How many of them (if any) are even worth anything?

“With Valentine’s Day upon us, one would rightly suspect that there is already an abundance of patents and patent applications related to online dating software,” lawyers’ media said some days ago. But software patents are worthless now. They themselves call it “software”. Do they conveniently overlook the issue? Don’t they try to disguise it by calling it something like “technology”?

“Blockchain” is another term that we often see used in relation to software patents. That’s just a tired new loophole that software patents proponents love to exploit. It’s an algorithm. And watch the China envy:

China is leading the world in blockchain patents: incoPat published the 2017 Global Blockchain Patent Ranking (top 100) applications for invention-, utility- and design-patents.
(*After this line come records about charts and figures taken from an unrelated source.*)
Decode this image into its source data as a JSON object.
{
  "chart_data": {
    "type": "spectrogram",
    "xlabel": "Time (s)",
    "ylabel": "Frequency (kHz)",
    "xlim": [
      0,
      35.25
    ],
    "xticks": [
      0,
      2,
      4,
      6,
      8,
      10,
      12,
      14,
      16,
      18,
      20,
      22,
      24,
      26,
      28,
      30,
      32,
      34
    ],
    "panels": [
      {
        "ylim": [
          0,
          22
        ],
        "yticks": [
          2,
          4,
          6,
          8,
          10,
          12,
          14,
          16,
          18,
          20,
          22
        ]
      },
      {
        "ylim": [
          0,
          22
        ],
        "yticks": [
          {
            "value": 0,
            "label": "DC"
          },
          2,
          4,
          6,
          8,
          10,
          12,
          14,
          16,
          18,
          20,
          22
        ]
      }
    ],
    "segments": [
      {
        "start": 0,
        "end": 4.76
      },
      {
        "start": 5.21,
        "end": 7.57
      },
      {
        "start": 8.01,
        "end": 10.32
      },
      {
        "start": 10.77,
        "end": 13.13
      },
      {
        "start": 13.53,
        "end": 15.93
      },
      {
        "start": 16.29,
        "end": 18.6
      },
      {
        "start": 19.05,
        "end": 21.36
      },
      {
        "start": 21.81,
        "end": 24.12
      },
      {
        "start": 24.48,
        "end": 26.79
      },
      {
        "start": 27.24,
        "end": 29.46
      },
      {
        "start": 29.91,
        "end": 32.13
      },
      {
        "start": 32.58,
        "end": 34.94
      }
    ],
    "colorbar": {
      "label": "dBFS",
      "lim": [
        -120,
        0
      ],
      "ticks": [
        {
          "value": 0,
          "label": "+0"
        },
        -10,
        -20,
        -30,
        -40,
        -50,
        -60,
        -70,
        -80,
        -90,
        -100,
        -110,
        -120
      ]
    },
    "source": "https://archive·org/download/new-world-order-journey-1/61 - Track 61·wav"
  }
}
See: http://www.iprdaily.cn/news_18252.html pic.twitter.com/DZLTnkuXdw

Well, China — unlike the US — actually permits software patents, so there might be nothing wrong about this. There’s something wrong with the policy, sure, but not with the application thereof.

For the record, we’re not against patents that aren’t on algorithms. We’re very picky in selecting what to criticse. Here, for instance, is a press release about a new patent settlement over bar code readers (not software, no problem). It says:

Honeywell (NYSE: HON) today announced that it has reached a settlement with Code Corp., a company that manufactures bar code readers, to settle Honeywell’s claims that Code infringed certain Honeywell patents related to bar code scanning technology.

The scanning techniques tend to involve sensory aspects that are hardware-side, not software-side heuristics. The projection and reflection of infrared lights for instance.

Thankfully, as time goes by we see fewer software patents slipping through the sieve. Does that mean that the USPTO will stop granting software patents altogether one day? We doubt it. But the number of lawsuits over algorithms will decline sharply unless something radical happens (like PTAB getting squashed).